The optional commit body should be used to provide further details that do not fit within the character limit of the subject line description.
This is also a good location to utilize
BREAKING CHANGE: <description> to log the reason for the breaking change in a commit.
Footers are also optional. Use the footer to link the JIRA story that will close with this change eg:
Closes Company-Name-<JIRA #>.
fix: fix foo to enable bar
This fixes the broken behavior of the component by doing xyz.
Before this fix foo wasn't enabled at all, behavior changes from <old> to <new>
To ensure that these commit conventions remain consistent across developers, a commit message line can be configured before changes can be pushed up. Commit Message Editor makes it easier for you to commit conventionally.
In order to implement convention commits remain the same format, it's a good idea to include guidelines for commits in the contributed files or READMEs in your project.
Conventional Commit works great with semantic versioning (learn more at SemVer.org) where the commit type can update the version accordingly for release.
Review the following messages and see how many suggested guides they check out in each category.
feat: improve performance with lazy load implementation for images
chore: update npm dependency to latest version
Fix bug preventing users from submitting the subscribe form
Update incorrect client phone number within footer body per client request
fixed bug on landing page
I think I fixed it this time?
Empty commit message
Writing good commit messages is a very rewarding skill to develop, and it helps you communicate and collaborate with your team.
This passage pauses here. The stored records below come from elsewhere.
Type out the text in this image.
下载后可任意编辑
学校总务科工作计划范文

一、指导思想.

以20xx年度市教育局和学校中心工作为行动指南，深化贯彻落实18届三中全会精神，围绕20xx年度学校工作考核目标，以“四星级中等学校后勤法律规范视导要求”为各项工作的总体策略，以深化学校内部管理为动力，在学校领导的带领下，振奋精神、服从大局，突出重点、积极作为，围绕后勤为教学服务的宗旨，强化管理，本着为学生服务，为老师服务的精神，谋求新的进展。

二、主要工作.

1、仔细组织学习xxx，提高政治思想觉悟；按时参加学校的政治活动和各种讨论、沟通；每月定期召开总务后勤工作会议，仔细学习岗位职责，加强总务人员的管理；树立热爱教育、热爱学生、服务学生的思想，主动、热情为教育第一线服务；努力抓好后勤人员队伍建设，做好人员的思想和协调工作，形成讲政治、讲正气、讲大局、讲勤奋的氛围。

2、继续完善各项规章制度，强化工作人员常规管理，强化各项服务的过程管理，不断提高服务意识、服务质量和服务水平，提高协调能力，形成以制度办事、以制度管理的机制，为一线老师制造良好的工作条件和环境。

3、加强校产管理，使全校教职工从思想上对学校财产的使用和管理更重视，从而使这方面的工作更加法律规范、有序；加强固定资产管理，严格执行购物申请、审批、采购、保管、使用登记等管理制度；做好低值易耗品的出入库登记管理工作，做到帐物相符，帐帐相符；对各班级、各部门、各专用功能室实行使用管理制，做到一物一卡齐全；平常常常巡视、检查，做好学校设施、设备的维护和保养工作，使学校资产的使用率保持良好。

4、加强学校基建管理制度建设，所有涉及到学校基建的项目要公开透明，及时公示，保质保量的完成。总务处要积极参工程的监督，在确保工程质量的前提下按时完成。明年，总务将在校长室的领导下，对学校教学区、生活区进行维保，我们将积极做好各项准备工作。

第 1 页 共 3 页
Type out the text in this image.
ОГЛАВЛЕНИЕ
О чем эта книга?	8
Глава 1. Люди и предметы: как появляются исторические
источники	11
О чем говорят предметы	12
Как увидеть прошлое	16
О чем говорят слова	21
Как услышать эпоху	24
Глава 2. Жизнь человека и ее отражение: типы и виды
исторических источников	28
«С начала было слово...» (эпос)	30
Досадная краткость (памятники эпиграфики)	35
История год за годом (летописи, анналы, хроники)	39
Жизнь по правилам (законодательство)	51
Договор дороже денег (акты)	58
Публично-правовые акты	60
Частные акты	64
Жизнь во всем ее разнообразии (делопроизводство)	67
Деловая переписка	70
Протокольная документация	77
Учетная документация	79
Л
The commit serves as an archive of changes. They can become ancient manuscripts to help us decipher the past, and make reasoned decisions for the future.
There is an agreed upon set of standards that we can all follow, but as long as your team agrees on a convention that is descriptive with future readers in mind, there will definitely be long-term benefits.
In this article, we've explored some tactics for improving commit messages. How do you think these techniques can improve your commits?
I hope you've learned something new, thanks for reading!